During the second half of the nineteenth century the discharge of electricity
through gases became a topic of intense exploratory experimentation, primarily
in Germany [21]. In 1855 the German instrument maker Heinrich Geißler (1815–
1879) manufactured improved vacuum tubes, which made possible the isolation
and investigation of cathode rays [23]. In 1857 Geissler’s tubes were employed by
Julius Plücker (1801–1868) to study the influence of a magnet on the electrical discharge. He observed various complex and striking phenomena associated with the
discharge. Among those phenomena were a “light which appears about the negative
electrode” and a fluorescence in the glass of the tube ([9], pp. 122, 130).
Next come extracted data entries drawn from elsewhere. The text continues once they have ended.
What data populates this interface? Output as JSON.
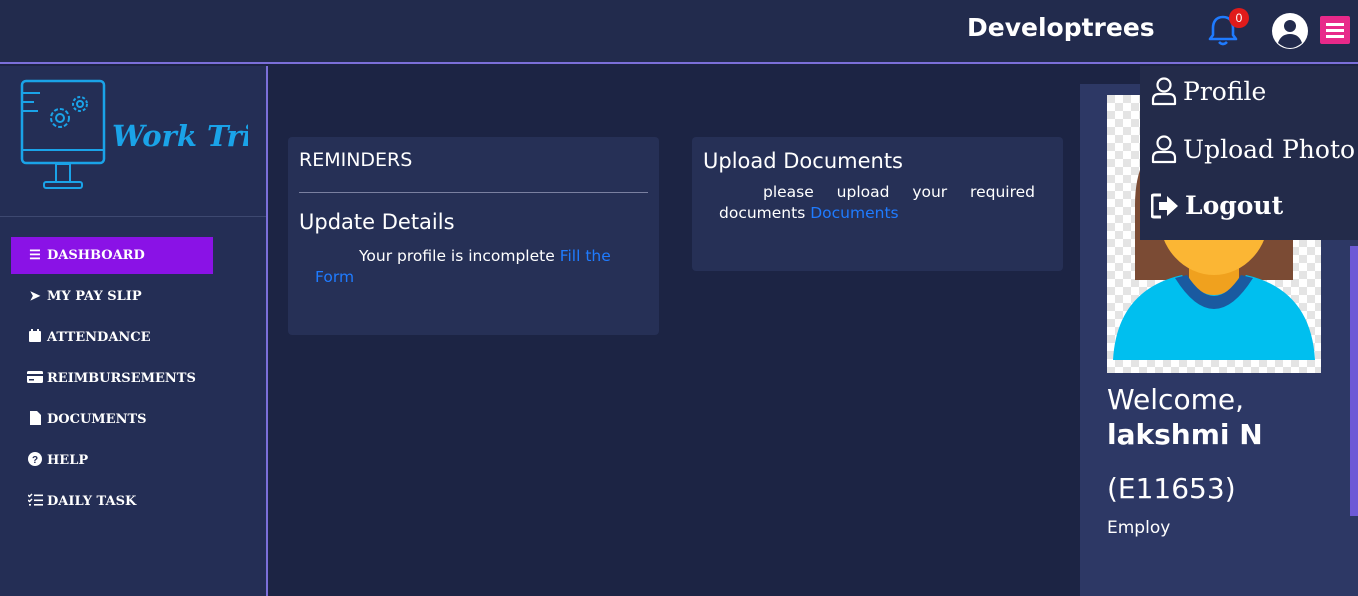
{
  "header": {
    "brand": "Developtrees",
    "notification_count": "0"
  },
  "sidebar": {
    "logo_text": "Work Tried",
    "items": [
      {
        "label": "DASHBOARD",
        "icon": "bars-icon",
        "active": true
      },
      {
        "label": "MY PAY SLIP",
        "icon": "paper-plane-icon",
        "active": false
      },
      {
        "label": "ATTENDANCE",
        "icon": "calendar-icon",
        "active": false
      },
      {
        "label": "REIMBURSEMENTS",
        "icon": "credit-card-icon",
        "active": false
      },
      {
        "label": "DOCUMENTS",
        "icon": "file-icon",
        "active": false
      },
      {
        "label": "HELP",
        "icon": "question-circle-icon",
        "active": false
      },
      {
        "label": "DAILY TASK",
        "icon": "tasks-icon",
        "active": false
      }
    ]
  },
  "reminders": {
    "title": "REMINDERS",
    "subtitle": "Update Details",
    "message": "Your profile is incomplete",
    "link": "Fill the Form"
  },
  "upload": {
    "title": "Upload Documents",
    "message": "please upload your required documents",
    "link": "Documents"
  },
  "profile": {
    "welcome": "Welcome,",
    "name": "lakshmi N",
    "code": "(E11653)",
    "role": "Employ"
  },
  "dropdown": {
    "profile": "Profile",
    "upload_photo": "Upload Photo",
    "logout": "Logout"
  },
  "colors": {
    "accent_purple": "#8a12e6",
    "link_blue": "#1f7bff",
    "badge_red": "#e01b1b",
    "menu_pink": "#e8298a",
    "logo_blue": "#1aa3e8"
  }
}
The understanding of those phenomena was advanced by Plücker’s student and
collaborator, Johann Wilhelm Hittorf (1824–1914), who observed that “if any object is interposed in the space filled with glow-light [emanating from the negative
electrode], it throws a sharp shadow on the fluorescent side” ([5], p. 117). This effect
implied that the “rays” emanating from the cathode followed a straight path. Furthermore, Hittorf showed that those rays could be deflected by the action of a magnet.
In 1876 they were dubbed cathode rays (Kathodenstrahlen) by Eugen Goldstein
(1850–1930) [2, 24]. Thus, by the late 1870s cathode rays had been identified and
some of their main observable properties had been established.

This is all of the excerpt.